The Sadr Movement representatives in parliament and on the Iraqi cabinet announced that the setting of a timetable for US military withdrawal from Iraq is the minimum condition for their return to al-Maliki’s coalition. They also said that they would work toward the creation of a parliamentary front that would demand a US withdrawal. Over 100 out of 275 members of parliament have already voted for the US to set a timetable and leave, but rather than let the whole parliament vote a resolution, the al-Maliki government sent the issue to committee, from which it may never emerge or not for months.
Hassan M. Fattah of the NYT reports that Arab analysts and observers are asking of the Bush-Maliki summit, “is that all?” No new results seemed to come of the meeting. Bush seemed patronizing of al-Maliki. And the US National Security Council appears not to understand the most basic things about contemporary Iraqi politics, as the Boston Globe editorial team points out.
Robert Scheer takes a position opposite of that of al-Hayat, arguing that Bush’s policies have put him in a position where he’ll probably have to learn to live with and cooperate with the ayatollahs in Iran. Apparently, however, Bush will avoid doing so until the chance for real progress has passed.

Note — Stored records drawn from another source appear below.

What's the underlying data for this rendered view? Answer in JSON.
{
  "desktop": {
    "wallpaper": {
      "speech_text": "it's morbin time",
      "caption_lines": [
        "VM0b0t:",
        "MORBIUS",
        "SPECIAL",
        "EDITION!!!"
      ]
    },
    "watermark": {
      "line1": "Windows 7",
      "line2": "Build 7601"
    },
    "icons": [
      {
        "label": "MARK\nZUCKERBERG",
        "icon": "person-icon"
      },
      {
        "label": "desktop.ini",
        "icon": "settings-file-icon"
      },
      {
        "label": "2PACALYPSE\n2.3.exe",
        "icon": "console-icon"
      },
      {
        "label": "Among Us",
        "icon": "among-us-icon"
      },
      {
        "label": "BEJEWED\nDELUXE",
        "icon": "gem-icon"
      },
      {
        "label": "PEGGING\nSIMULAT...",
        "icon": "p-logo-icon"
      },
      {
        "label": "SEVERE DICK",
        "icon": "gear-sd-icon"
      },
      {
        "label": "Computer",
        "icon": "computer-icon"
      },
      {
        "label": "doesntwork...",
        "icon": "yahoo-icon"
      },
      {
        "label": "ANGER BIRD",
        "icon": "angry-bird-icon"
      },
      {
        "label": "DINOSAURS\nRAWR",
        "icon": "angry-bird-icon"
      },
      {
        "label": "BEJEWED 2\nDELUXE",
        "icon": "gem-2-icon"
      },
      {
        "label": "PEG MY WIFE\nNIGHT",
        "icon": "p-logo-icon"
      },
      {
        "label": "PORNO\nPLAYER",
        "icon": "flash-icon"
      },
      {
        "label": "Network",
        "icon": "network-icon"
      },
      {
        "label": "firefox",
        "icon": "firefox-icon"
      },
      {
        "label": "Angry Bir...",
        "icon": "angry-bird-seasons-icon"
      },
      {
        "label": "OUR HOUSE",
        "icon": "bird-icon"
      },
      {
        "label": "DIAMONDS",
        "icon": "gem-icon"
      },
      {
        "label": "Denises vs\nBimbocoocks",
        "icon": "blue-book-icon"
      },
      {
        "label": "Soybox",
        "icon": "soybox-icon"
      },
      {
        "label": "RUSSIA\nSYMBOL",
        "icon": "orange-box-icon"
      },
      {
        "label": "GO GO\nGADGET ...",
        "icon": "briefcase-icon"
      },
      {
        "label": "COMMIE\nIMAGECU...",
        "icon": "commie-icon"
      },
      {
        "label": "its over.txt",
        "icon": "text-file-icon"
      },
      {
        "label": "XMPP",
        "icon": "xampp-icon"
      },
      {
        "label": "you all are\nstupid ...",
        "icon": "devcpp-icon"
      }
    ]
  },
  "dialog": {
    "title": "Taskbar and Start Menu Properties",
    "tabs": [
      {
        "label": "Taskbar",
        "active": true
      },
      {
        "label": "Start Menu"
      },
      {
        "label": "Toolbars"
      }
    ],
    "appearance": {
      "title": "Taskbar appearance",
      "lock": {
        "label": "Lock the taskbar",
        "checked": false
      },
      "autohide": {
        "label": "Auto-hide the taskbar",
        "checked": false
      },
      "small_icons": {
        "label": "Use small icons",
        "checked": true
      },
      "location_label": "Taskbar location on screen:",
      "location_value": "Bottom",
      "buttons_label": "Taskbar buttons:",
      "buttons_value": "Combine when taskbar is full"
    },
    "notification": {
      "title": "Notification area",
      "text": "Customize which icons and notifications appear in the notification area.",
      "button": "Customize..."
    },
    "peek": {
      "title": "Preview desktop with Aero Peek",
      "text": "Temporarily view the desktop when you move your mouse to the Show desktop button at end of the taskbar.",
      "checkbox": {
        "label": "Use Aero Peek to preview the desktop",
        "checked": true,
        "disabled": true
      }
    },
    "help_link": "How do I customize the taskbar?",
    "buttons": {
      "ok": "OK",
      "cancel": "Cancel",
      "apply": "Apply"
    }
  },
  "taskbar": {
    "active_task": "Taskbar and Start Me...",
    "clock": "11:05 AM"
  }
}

Matthew Chavez reports on Bush’s inability to face up to the realities of civil war in Iraq and its implications for US policy. (I’m quoted.)
The Emir of Kuwait, Sheikh Sabah al-Ahmad al-Sabah, is afraid that a US withdrawal from Iraq will plunge the country into a civil war and warns that the “whole world will pay” if that happens. He also cautioned that the Israel-Palestine dispute must be settled and warned of dire consequences if the US moves militarily against Iran. The Emir would be right about the first point if the question were posed in a vacuum. But what if the US presence is making the situation worse and making it impossible for the Iraqis to compromise with one another?
The Iraqi Interior Ministry is now going to attempt to monitor and “correct” journalists in Iraq. Journalists are already at risk of being kidnapped or killed. Now they are going to have some Iraqi general from the Iran-trained Badr Corps or a dusted off Baathist dictate to them what is and is not the “correct” news.
McClatchy reports that 25 dead bodies were found in Baghdad on Thursday, and that a major Sunni leader was assassinated in Basra.
On Wednesday, Reuters said, 52 bodies had been found in Baghdad, and 6 in Mosul. A “mass grave” with 28 bodies in it was found near Baquba. A US soldier was killed by guerrillas. There was fighting between the Mahdi Army and the Iraqi security forces (dominated by the Badr Corps) in the southern Shiite city of Samawa. This is Shiite on Shiite violence, part of a turf war between followers of young Shiite cleric Muqtada al-Sadr and those of Abdul Aziz al-Hakim, the leader of the Supreme Council for Islamic Revolution in Iraq.
Saudi King Abdullah’s visit to Turkey is, as AP says, a possible sign of a slight shift in foreign policy in Ankara toward the Middle East and away from Europe. But the real power in Turkey is in the hands of the strongly secular, pro-Western officer corps, and this article seems to me to give too much weight to the views of the elected prime minister, who can only go so far without risking a military intervention.
The visit is probably more important as a sign that Iraq’s Sunni neighbors are now attempting to coordinate some response to the civil war there, the likelihood of an American withdrawal, and the fact of a new, Shiite, pro-Iranian regime in the region centered on Baghdad.